Start Seeing Vegetables

Saturday, January 17, 2009

I've hit the point of mid-winter ennui, when a snowfall is no longer novel and pretty, and I crave greenery and the scent of living soil. A trip to the conservatory is typically on my agenda this time of year. I walk through the doors and inhale the smell of palm trees and orchids then look around to see my fellow Minnesotans standing with their eyes shut in rapture, soaking in the sort of water-drenched air that makes us grumble in July.

Purty, Ain't It?

I haven't made it down to the conservatory yet this year, but I've found something closer to home to satisfy my need for green: the produce department.

Our grocery store has all the fruits and vegetables arranged in these neat, lovely little displays, complete with dramatic lighting and intermittent mist to keep the lettuce moist and lovely. Since the colors outside lately range from clean snow to dirty, seeing all those bright greens, reds, oranges, and yellows in the produce section lifts my spirits and makes me want to scoop it all up and take it home. And, since it is a store, that's actually an option.

I loaded up my cart this morning with a bunch of fresh fruits and vegetables, feeling quite proud of how well-behaved I was going to be after last week's Cupcakes as Medicine Festival - to alleviate my sore shoulder and depression about being the sort of old, feeble being who is sidelined for several days by a fall down the steps. 

Once home, I started the vegetable drawer ritual that is throwing away all the delicious, nutritious stuff I bought last week that has gone bad from neglect to make room for this week's bounty.  And that's when I had my epiphany. We throw away a crazy amount of fresh fruit and vegetables at our house. It's wasteful. It's a shame. We really ought to do something about that.

So I picked apart the problem and identified two barriers that keep us from eating the good stuff - and propel us to just order a pizza, stop at McD's, et cetera.

First Issue: Convenience. Neither of us is in the mood to clean and chop vegetables when we get home from work - isn't that what they make people do in the army for punishment, after all? It's super fast and convenient to shove a McSomething in your maw, so that's what we do. Too often.
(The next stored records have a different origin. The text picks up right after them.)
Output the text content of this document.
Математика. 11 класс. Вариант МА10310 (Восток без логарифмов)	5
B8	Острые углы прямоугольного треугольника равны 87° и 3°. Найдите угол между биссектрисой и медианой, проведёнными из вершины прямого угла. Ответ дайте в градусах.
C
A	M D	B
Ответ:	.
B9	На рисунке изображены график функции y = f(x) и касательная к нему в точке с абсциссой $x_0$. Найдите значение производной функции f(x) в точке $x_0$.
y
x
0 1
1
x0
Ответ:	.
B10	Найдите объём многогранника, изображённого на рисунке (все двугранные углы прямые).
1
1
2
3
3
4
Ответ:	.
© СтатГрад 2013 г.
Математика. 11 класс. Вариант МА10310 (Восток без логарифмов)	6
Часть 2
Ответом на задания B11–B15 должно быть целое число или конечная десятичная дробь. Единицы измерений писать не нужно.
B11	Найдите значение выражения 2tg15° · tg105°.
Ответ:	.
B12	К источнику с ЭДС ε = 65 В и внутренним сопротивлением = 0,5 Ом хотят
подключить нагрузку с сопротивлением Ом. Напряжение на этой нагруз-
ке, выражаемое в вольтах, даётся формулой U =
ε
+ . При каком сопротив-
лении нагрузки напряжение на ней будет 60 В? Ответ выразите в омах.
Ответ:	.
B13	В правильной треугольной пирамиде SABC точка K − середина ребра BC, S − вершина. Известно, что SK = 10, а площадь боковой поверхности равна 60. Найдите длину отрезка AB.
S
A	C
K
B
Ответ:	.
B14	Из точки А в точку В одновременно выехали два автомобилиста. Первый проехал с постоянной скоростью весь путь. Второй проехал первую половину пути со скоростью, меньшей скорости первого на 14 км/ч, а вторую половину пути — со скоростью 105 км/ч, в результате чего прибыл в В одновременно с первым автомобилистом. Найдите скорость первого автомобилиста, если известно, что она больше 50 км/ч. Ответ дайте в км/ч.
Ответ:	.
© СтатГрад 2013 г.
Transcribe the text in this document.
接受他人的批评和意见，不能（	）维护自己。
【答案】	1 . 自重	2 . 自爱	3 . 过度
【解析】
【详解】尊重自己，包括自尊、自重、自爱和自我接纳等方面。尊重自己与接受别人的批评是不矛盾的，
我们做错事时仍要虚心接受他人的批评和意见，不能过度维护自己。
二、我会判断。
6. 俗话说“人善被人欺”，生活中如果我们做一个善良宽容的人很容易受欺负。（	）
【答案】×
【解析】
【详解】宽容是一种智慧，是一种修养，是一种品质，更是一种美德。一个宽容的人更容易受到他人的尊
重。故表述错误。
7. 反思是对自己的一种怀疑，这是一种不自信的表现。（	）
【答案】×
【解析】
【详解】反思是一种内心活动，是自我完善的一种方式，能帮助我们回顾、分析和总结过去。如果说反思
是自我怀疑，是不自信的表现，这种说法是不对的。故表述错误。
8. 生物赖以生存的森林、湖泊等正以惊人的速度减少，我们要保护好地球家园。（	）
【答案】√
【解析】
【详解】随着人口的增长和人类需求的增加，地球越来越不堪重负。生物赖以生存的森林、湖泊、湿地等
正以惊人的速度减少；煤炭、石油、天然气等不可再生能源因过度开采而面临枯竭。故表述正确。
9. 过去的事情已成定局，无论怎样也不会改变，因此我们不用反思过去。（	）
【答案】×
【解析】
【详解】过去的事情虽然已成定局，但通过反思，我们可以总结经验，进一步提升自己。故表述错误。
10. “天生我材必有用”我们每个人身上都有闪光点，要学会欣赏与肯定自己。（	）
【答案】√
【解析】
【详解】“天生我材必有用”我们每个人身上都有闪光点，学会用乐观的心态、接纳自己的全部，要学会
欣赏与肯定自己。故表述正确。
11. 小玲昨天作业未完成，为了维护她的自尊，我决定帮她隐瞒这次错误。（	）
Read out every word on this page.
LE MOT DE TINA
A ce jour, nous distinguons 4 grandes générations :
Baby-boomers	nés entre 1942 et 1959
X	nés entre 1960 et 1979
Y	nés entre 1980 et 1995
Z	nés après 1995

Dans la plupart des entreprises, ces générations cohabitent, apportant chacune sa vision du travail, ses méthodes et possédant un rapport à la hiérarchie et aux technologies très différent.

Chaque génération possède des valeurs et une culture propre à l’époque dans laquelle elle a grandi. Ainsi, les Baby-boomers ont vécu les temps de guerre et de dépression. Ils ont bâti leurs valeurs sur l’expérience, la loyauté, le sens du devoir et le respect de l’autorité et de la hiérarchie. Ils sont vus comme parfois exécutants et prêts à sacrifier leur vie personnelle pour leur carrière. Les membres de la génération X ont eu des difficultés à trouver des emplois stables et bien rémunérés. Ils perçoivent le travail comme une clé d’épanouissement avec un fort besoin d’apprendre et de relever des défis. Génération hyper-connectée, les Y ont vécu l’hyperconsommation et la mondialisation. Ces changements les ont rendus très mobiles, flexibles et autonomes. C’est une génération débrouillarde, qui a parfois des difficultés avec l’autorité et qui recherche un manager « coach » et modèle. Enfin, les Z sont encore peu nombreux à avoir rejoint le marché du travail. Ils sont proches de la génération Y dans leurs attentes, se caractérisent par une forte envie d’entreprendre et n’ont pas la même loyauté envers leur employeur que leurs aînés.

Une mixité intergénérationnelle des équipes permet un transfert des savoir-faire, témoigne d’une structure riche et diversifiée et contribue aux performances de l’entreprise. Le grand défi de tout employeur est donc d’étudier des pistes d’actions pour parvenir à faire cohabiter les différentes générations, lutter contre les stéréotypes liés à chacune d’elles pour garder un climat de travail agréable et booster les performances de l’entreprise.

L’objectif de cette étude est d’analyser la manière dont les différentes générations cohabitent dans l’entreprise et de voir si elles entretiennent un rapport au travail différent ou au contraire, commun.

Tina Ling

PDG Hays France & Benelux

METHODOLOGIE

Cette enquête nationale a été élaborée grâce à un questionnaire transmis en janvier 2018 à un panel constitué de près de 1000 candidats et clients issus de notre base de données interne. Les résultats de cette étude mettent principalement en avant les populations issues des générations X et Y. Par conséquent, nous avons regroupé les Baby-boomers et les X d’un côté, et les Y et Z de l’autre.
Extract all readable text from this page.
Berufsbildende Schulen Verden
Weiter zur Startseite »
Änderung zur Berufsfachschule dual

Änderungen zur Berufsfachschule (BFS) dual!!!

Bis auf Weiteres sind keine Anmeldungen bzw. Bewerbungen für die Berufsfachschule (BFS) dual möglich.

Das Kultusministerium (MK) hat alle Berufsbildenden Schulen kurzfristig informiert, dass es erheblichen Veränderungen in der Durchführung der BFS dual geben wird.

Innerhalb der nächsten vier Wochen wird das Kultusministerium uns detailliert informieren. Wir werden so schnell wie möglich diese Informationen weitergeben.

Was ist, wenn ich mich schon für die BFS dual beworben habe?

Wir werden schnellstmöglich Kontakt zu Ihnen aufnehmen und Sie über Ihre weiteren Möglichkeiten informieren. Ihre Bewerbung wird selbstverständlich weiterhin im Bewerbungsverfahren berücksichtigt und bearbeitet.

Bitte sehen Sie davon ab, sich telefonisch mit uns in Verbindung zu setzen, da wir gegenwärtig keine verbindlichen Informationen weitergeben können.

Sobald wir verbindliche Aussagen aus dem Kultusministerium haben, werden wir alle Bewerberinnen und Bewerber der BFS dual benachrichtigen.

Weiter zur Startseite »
Next Issue: Visual Signals. I realized that if I ever wanted to keep spouse and child from eating something - to hide it from them, as it were - I'd stick it in an opaque plastic bag and put it in the bottom drawer of the fridge, which is exactly what we do with every precious veggie we bring in our house. We hide them from ourselves until they go bad.

I put a good hour into the fridge make-over plan that we hope will alleviate our money-wasting, vegetable-tossing bad habits. One of the crisper drawers is now dedicated to grains - bread, bagels, and such; meanwhile, the other drawer is the dairy dept., filled with butter, cheese, cream cheese, et cetera. The vegetables are all cleaned up and put in clear plastic containers (on sale at Target this week) on the main shelf of the fridge. They are the first thing you see when you open the door. Soon we'll all be grabbing an apple or some carrots as a snack instead of opening the fridge, seeing "nothing", and mowing down a bag of chips. Right?

I'm hoping that we can keep this up and that it will prove to be one of those simple yet glorious things that wind up being life-changing and makes me lose twenty pounds, get a book deal, and eventually end up as a guest on Oprah, where she'll gush over me (and my svelte figure) and buy copies of my tome for the whole audience. And they'll cheer wildly at this. Indeed, they will.

Spinach is Beautiful...

2 comments:

Holly said...

I am so glad to know that someone else has the same vegetable regret; I constantly buy vegetables vowing to do my part in being healthy and then constantly have to rebuy them two weeks later after I've thrown away the rancid originals.

January 18, 2009 at 8:39 AM
Anonymous said...

Me too. Only, as of tonight, I can now add yogurt and cottage cheese to the list of foods wasted at my house. I threw away four containers three of which that were NEVER OPENED BUT NONETHELESS EXPIRED! I also threw away the remains of several jars of salsa and one jar of relish that I don't think even had an expiration date but some was dried to the side of the jar! That was not the least of it. I had one plastic container that had a science experiment of sorts - contents unknown.